Define violence. This is often a recurring conversation with colleagues at CPT as we wrestle with several different iterations of violence, justifications of actions, and understanding of power.
Violence is easily recognized when it is direct, physical, tangible harm inflicted on bodies. We can see it happen and we can understand the impact. It gets harder to identify when violence is part of a cultural understanding or structural institution, where, unless it’s happening to us, the violence becomes hidden in places like policy and religion. We could add to this list the violence of privilege, or the ability to effectively ignore or erase experiences of violence because they do not happen to us.
Then there’s the justification. For example, society has granted certain state-sanctioned actors the ability to use violence but denied that justification to others. How are some people given the permission to use violence while others are not?
And this leads to who holds the power and who then gets to determine what constitutes violence. As long as you control the narrative, you get to draw up the ethics of violence. So the definition doesn’t even really matter then, does it.
Last Saturday, the United States was shaken by an attempted assassination of Donald Trump, who sustained an injury to his ear from a sniper shot. Scores of fellow politicians and other influential people of power raced to social media to declare that there is no place for political violence in the US, condemning the actions of the shooter. To be clear, political assassinations are highly harmful, deliberate actions of violence that statistically lead to more unrest and further violence; they must be denounced.
But the level of hypocrisy within these political spaces is astronomical.
The US has been involved in countless coups and assassinations around the world, contributing to political violence and destabilizing other governments. On the day that Trump was shot, Israel carried out several different massacres on Palestinians in Gaza, using US military aid and weapons. The last week has been one of the deadliest weeks for Palestinians in the last nine months.
The United States itself has been built on the political violence of colonialism, genocide, slavery, and white supremacy. Police brutality, poverty, and the privatization of healthcare have amounted to terrible suffering and death as a result of political violence. Breonna Taylor’s death was political. Susan Finley’s death was political.

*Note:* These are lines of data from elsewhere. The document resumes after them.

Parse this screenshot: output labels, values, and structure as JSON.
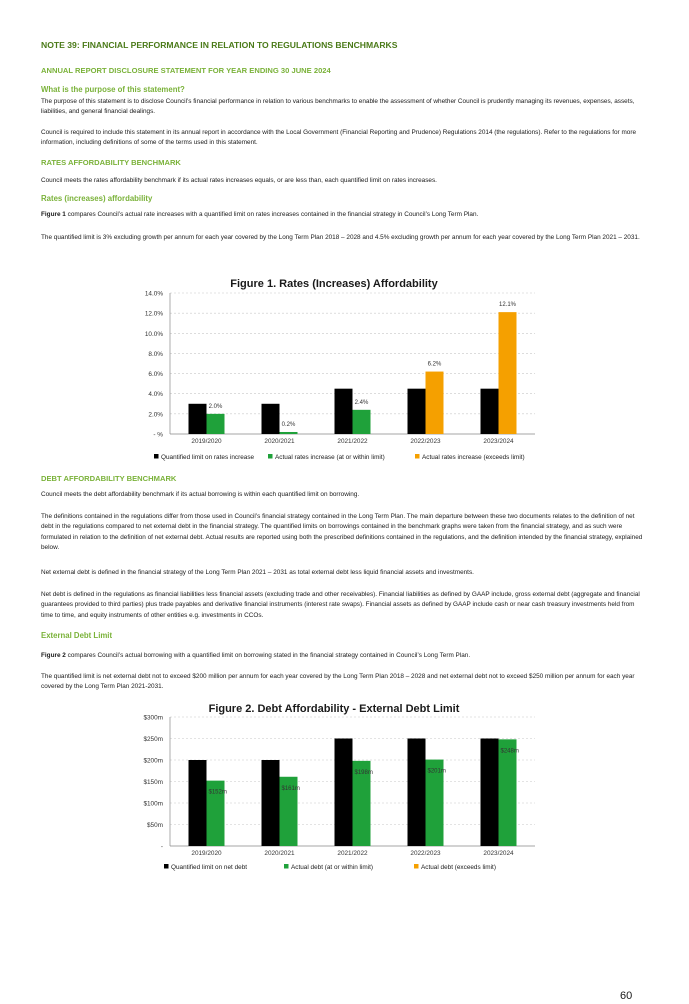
{
  "note_title": "NOTE 39: FINANCIAL PERFORMANCE IN RELATION TO REGULATIONS BENCHMARKS",
  "subtitle": "ANNUAL REPORT DISCLOSURE STATEMENT FOR YEAR ENDING 30 JUNE 2024",
  "purpose": {
    "heading": "What is the purpose of this statement?",
    "p1": "The purpose of this statement is to disclose Council’s financial performance in relation to various benchmarks to enable the assessment of whether Council is prudently managing its revenues, expenses, assets, liabilities, and general financial dealings.",
    "p2": "Council is required to include this statement in its annual report in accordance with the Local Government (Financial Reporting and Prudence) Regulations 2014 (the regulations). Refer to the regulations for more information, including definitions of some of the terms used in this statement."
  },
  "rates": {
    "heading": "RATES AFFORDABILITY BENCHMARK",
    "p1": "Council meets the rates affordability benchmark if its actual rates increases equals, or are less than, each quantified limit on rates increases.",
    "sub_heading": "Rates (increases) affordability",
    "fig_ref": "Figure 1",
    "p2": " compares Council’s actual rate increases with a quantified limit on rates increases contained in the financial strategy in Council’s Long Term Plan.",
    "p3": "The quantified limit is 3% excluding growth per annum for each year covered by the Long Term Plan 2018 – 2028 and 4.5% excluding growth per annum for each year covered by the Long Term Plan 2021 – 2031."
  },
  "debt": {
    "heading": "DEBT AFFORDABILITY BENCHMARK",
    "p1": "Council meets the debt affordability benchmark if its actual borrowing is within each quantified limit on borrowing.",
    "p2": "The definitions contained in the regulations differ from those used in Council’s financial strategy contained in the Long Term Plan. The main departure between these two documents relates to the definition of net debt in the regulations compared to net external debt in the financial strategy. The quantified limits on borrowings contained in the benchmark graphs were taken from the financial strategy, and as such were formulated in relation to the definition of net external debt. Actual results are reported using both the prescribed definitions contained in the regulations, and the definition intended by the financial strategy, explained below.",
    "p3": "Net external debt is defined in the financial strategy of the Long Term Plan 2021 – 2031 as total external debt less liquid financial assets and investments.",
    "p4": "Net debt is defined in the regulations as financial liabilities less financial assets (excluding trade and other receivables). Financial liabilities as defined by GAAP include, gross external debt (aggregate and financial guarantees provided to third parties) plus trade payables and derivative financial instruments (interest rate swaps). Financial assets as defined by GAAP include cash or near cash treasury investments held from time to time, and equity instruments of other entities e.g. investments in CCOs.",
    "sub_heading": "External Debt Limit",
    "fig_ref": "Figure 2",
    "p5": " compares Council’s actual borrowing with a quantified limit on borrowing stated in the financial strategy contained in Council’s Long Term Plan.",
    "p6": "The quantified limit is net external debt not to exceed $200 million per annum for each year covered by the Long Term Plan 2018 – 2028 and net external debt not to exceed $250 million per annum for each year covered by the Long Term Plan 2021-2031."
  },
  "page_number": "60",
  "colors": {
    "limit": "#000000",
    "within": "#1fa13a",
    "exceeds": "#f5a000",
    "grid": "#c8c8c8"
  },
  "chart_data": [
    {
      "type": "bar",
      "title": "Figure 1. Rates (Increases) Affordability",
      "categories": [
        "2019/2020",
        "2020/2021",
        "2021/2022",
        "2022/2023",
        "2023/2024"
      ],
      "series": [
        {
          "name": "Quantified limit on rates increase",
          "values": [
            3.0,
            3.0,
            4.5,
            4.5,
            4.5
          ]
        },
        {
          "name": "Actual rates increase (at or within limit)",
          "values": [
            2.0,
            0.2,
            2.4,
            null,
            null
          ]
        },
        {
          "name": "Actual rates increase (exceeds limit)",
          "values": [
            null,
            null,
            null,
            6.2,
            12.1
          ]
        }
      ],
      "data_labels": [
        "2.0%",
        "0.2%",
        "2.4%",
        "6.2%",
        "12.1%"
      ],
      "yticks": [
        "- %",
        "2.0%",
        "4.0%",
        "6.0%",
        "8.0%",
        "10.0%",
        "12.0%",
        "14.0%"
      ],
      "ylim": [
        0,
        14
      ],
      "grid": true,
      "legend": "bottom"
    },
    {
      "type": "bar",
      "title": "Figure 2. Debt Affordability - External Debt Limit",
      "categories": [
        "2019/2020",
        "2020/2021",
        "2021/2022",
        "2022/2023",
        "2023/2024"
      ],
      "series": [
        {
          "name": "Quantified limit on net debt",
          "values": [
            200,
            200,
            250,
            250,
            250
          ]
        },
        {
          "name": "Actual debt (at or within limit)",
          "values": [
            152,
            161,
            198,
            201,
            248
          ]
        },
        {
          "name": "Actual debt (exceeds limit)",
          "values": [
            null,
            null,
            null,
            null,
            null
          ]
        }
      ],
      "data_labels": [
        "$152m",
        "$161m",
        "$198m",
        "$201m",
        "$248m"
      ],
      "yticks": [
        "-",
        "$50m",
        "$100m",
        "$150m",
        "$200m",
        "$250m",
        "$300m"
      ],
      "ylim": [
        0,
        300
      ],
      "grid": true,
      "legend": "bottom"
    }
  ]
}
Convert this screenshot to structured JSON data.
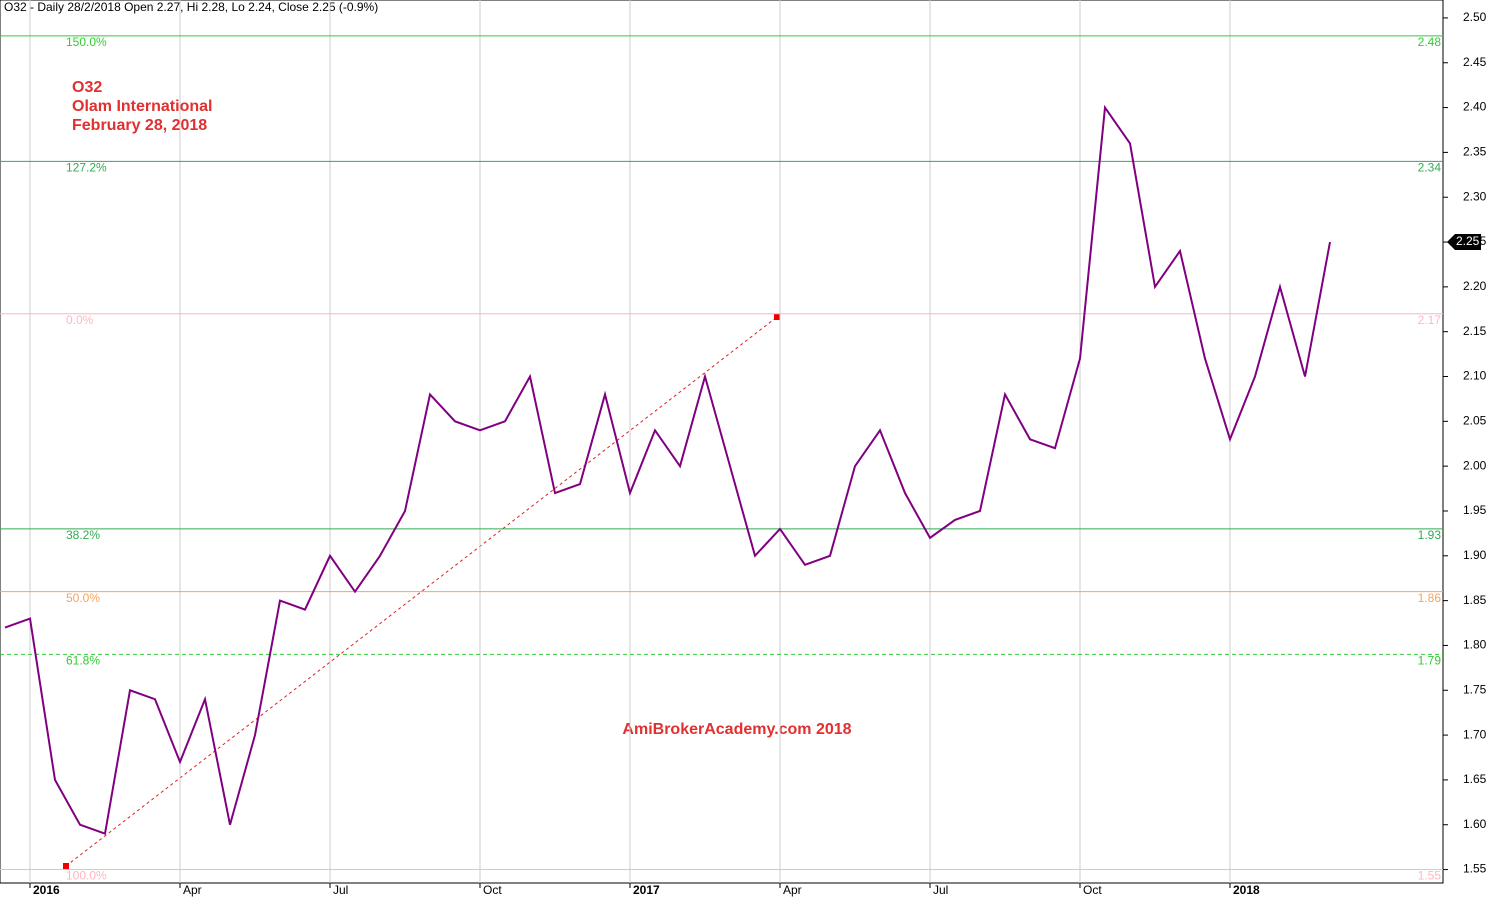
{
  "chart_data": {
    "type": "line",
    "header": "O32 - Daily 28/2/2018 Open 2.27, Hi 2.28, Lo 2.24, Close 2.25 (-0.9%)",
    "annotations": [
      "O32",
      "Olam International",
      "February 28, 2018"
    ],
    "watermark": "AmiBrokerAcademy.com   2018",
    "categories": [
      null,
      "2016",
      null,
      null,
      null,
      null,
      null,
      "Apr",
      null,
      null,
      null,
      null,
      null,
      "Jul",
      null,
      null,
      null,
      null,
      null,
      "Oct",
      null,
      null,
      null,
      null,
      null,
      "2017",
      null,
      null,
      null,
      null,
      null,
      "Apr",
      null,
      null,
      null,
      null,
      null,
      "Jul",
      null,
      null,
      null,
      null,
      null,
      "Oct",
      null,
      null,
      null,
      null,
      null,
      "2018",
      null,
      null,
      null,
      null
    ],
    "series": [
      {
        "name": "O32",
        "color": "#800080",
        "values": [
          1.82,
          1.83,
          1.65,
          1.6,
          1.59,
          1.75,
          1.74,
          1.67,
          1.74,
          1.6,
          1.7,
          1.85,
          1.84,
          1.9,
          1.86,
          1.9,
          1.95,
          2.08,
          2.05,
          2.04,
          2.05,
          2.1,
          1.97,
          1.98,
          2.08,
          1.97,
          2.04,
          2.0,
          2.1,
          2.0,
          1.9,
          1.93,
          1.89,
          1.9,
          2.0,
          2.04,
          1.97,
          1.92,
          1.94,
          1.95,
          2.08,
          2.03,
          2.02,
          2.12,
          2.4,
          2.36,
          2.2,
          2.24,
          2.12,
          2.03,
          2.1,
          2.2,
          2.1,
          2.25
        ]
      }
    ],
    "levels": [
      {
        "label": "150.0%",
        "value": 2.48,
        "color": "#33cc33"
      },
      {
        "label": "127.2%",
        "value": 2.34,
        "color": "#33aa55"
      },
      {
        "label": "0.0%",
        "value": 2.17,
        "color": "#ffb6c1"
      },
      {
        "label": "38.2%",
        "value": 1.93,
        "color": "#33aa55"
      },
      {
        "label": "50.0%",
        "value": 1.86,
        "color": "#f4a460"
      },
      {
        "label": "61.8%",
        "value": 1.79,
        "color": "#33cc33",
        "dashed": true
      },
      {
        "label": "100.0%",
        "value": 1.55,
        "color": "#ffb6c1"
      }
    ],
    "ylim": [
      1.535,
      2.52
    ],
    "yticks": [
      1.55,
      {
        "value": 1.6,
        "label": "1.60"
      },
      1.65,
      {
        "value": 1.7,
        "label": "1.70"
      },
      1.75,
      {
        "value": 1.8,
        "label": "1.80"
      },
      1.85,
      {
        "value": 1.9,
        "label": "1.90"
      },
      1.95,
      {
        "value": 2,
        "label": "2.00"
      },
      2.05,
      {
        "value": 2.1,
        "label": "2.10"
      },
      2.15,
      {
        "value": 2.2,
        "label": "2.20"
      },
      2.25,
      {
        "value": 2.3,
        "label": "2.30"
      },
      2.35,
      {
        "value": 2.4,
        "label": "2.40"
      },
      2.45,
      {
        "value": 2.5,
        "label": "2.50"
      }
    ],
    "grid": true
  }
}
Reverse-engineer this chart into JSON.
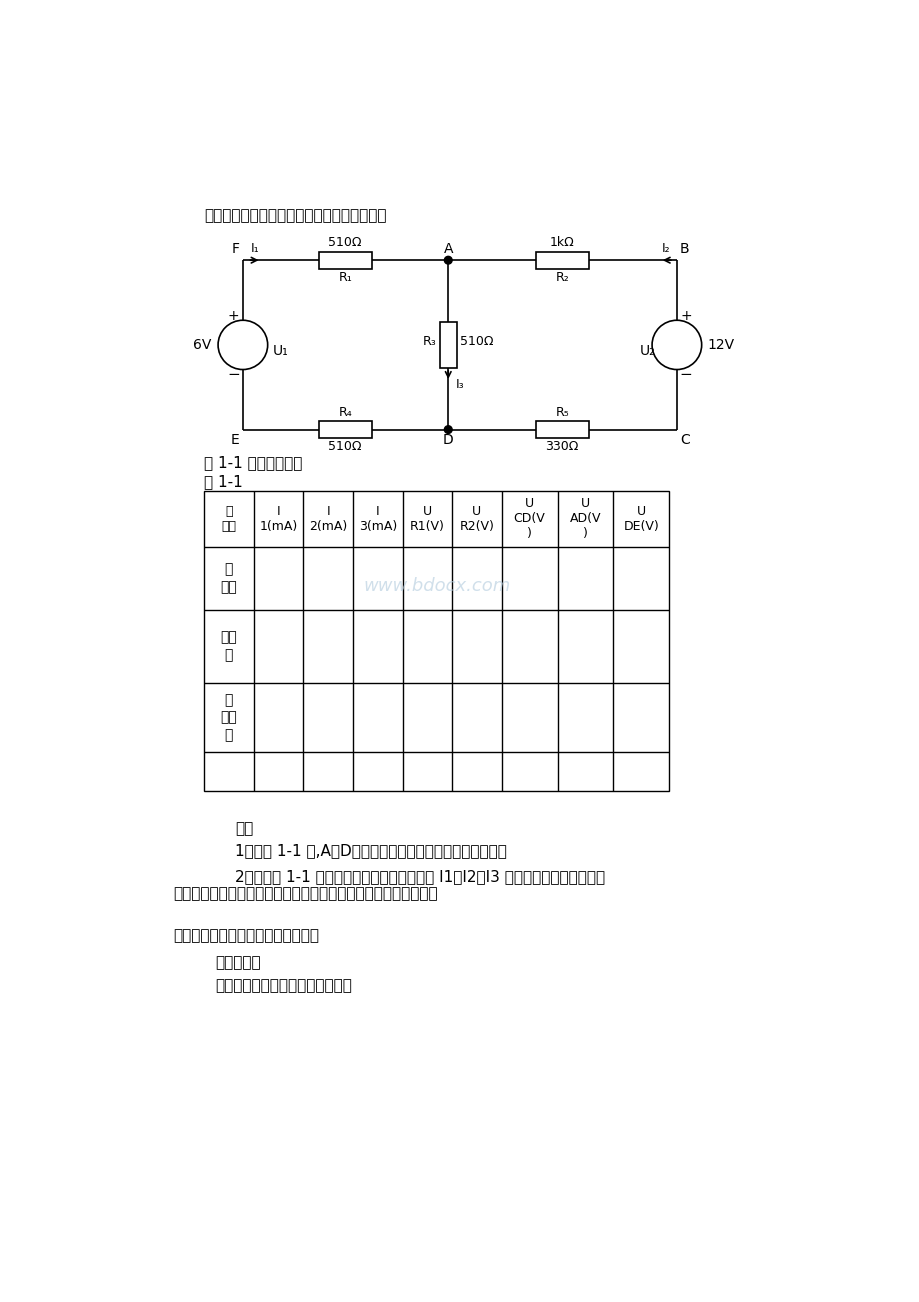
{
  "bg_color": "#ffffff",
  "page_width": 9.2,
  "page_height": 13.02,
  "note_text": "注意：要求每次只能用一只万用表进行测量。",
  "fig_caption": "图 1-1 实验一电路图",
  "table_caption": "表 1-1",
  "think_title": "思考",
  "think_1": "1、在图 1-1 中,A、D两结点的电流方程是否相同？为什么？",
  "think_2_line1": "2、根据图 1-1 的电路参数，估出待测的电流 I1、I2、I3 和各电阻上的电压值，记",
  "think_2_line2": "入表中，以便实验测量时，可正确地选定毫安表和电压表的量限。",
  "exp2_title": "实验二、晶体二极管和三极管的检测",
  "exp2_goal_label": "实验目的：",
  "exp2_goal_content": "掌握二极管和三极管的检测方法；",
  "watermark": "www.bdocx.com",
  "header_row0_col0": "待\n测量",
  "header_row0_col1": "I\n1(mA)",
  "header_row0_col2": "I\n2(mA)",
  "header_row0_col3": "I\n3(mA)",
  "header_row0_col4": "U\nR1(V)",
  "header_row0_col5": "U\nR2(V)",
  "header_row0_col6": "U\nCD(V\n)",
  "header_row0_col7": "U\nAD(V\n)",
  "header_row0_col8": "U\nDE(V)",
  "row_label_1": "计\n算值",
  "row_label_2": "测量\n值",
  "row_label_3": "相\n对误\n差",
  "row_label_4": ""
}
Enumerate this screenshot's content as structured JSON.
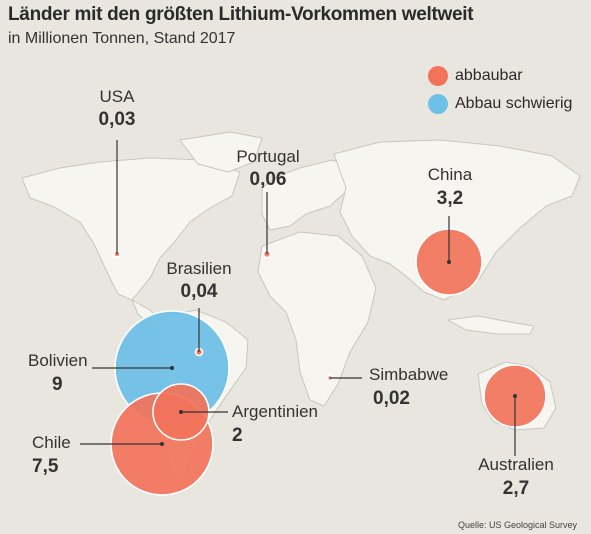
{
  "title": "Länder mit den größten Lithium-Vorkommen weltweit",
  "subtitle": "in Millionen Tonnen, Stand 2017",
  "source": "Quelle: US Geological Survey",
  "legend": {
    "abbaubar": "abbaubar",
    "schwierig": "Abbau schwierig"
  },
  "colors": {
    "abbaubar": "#f2735a",
    "schwierig": "#6fc0e6",
    "land": "#f7f5ef",
    "ocean": "#e8e6df",
    "border": "#c9c6bc"
  },
  "countries": [
    {
      "key": "usa",
      "name": "USA",
      "value": "0,03",
      "amount": 0.03,
      "category": "abbaubar"
    },
    {
      "key": "portugal",
      "name": "Portugal",
      "value": "0,06",
      "amount": 0.06,
      "category": "abbaubar"
    },
    {
      "key": "china",
      "name": "China",
      "value": "3,2",
      "amount": 3.2,
      "category": "abbaubar"
    },
    {
      "key": "brasilien",
      "name": "Brasilien",
      "value": "0,04",
      "amount": 0.04,
      "category": "abbaubar"
    },
    {
      "key": "bolivien",
      "name": "Bolivien",
      "value": "9",
      "amount": 9,
      "category": "schwierig"
    },
    {
      "key": "argentinien",
      "name": "Argentinien",
      "value": "2",
      "amount": 2,
      "category": "abbaubar"
    },
    {
      "key": "chile",
      "name": "Chile",
      "value": "7,5",
      "amount": 7.5,
      "category": "abbaubar"
    },
    {
      "key": "simbabwe",
      "name": "Simbabwe",
      "value": "0,02",
      "amount": 0.02,
      "category": "abbaubar"
    },
    {
      "key": "australien",
      "name": "Australien",
      "value": "2,7",
      "amount": 2.7,
      "category": "abbaubar"
    }
  ]
}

By rebuking the violence against Trump this week, and only that act of violence, what these folks mean to say is that certain lives matter more than others. We don’t get to pick and choose whose lives are more valuable based on their political status. All violence is political and a government that funds the genocide in Palestine, sponsors the looting of natural resources at home in Oak Flat and abroad in Colombia, and sanctions the violent border machine with Mexico, should not be surprised when the bullet nicks their ears.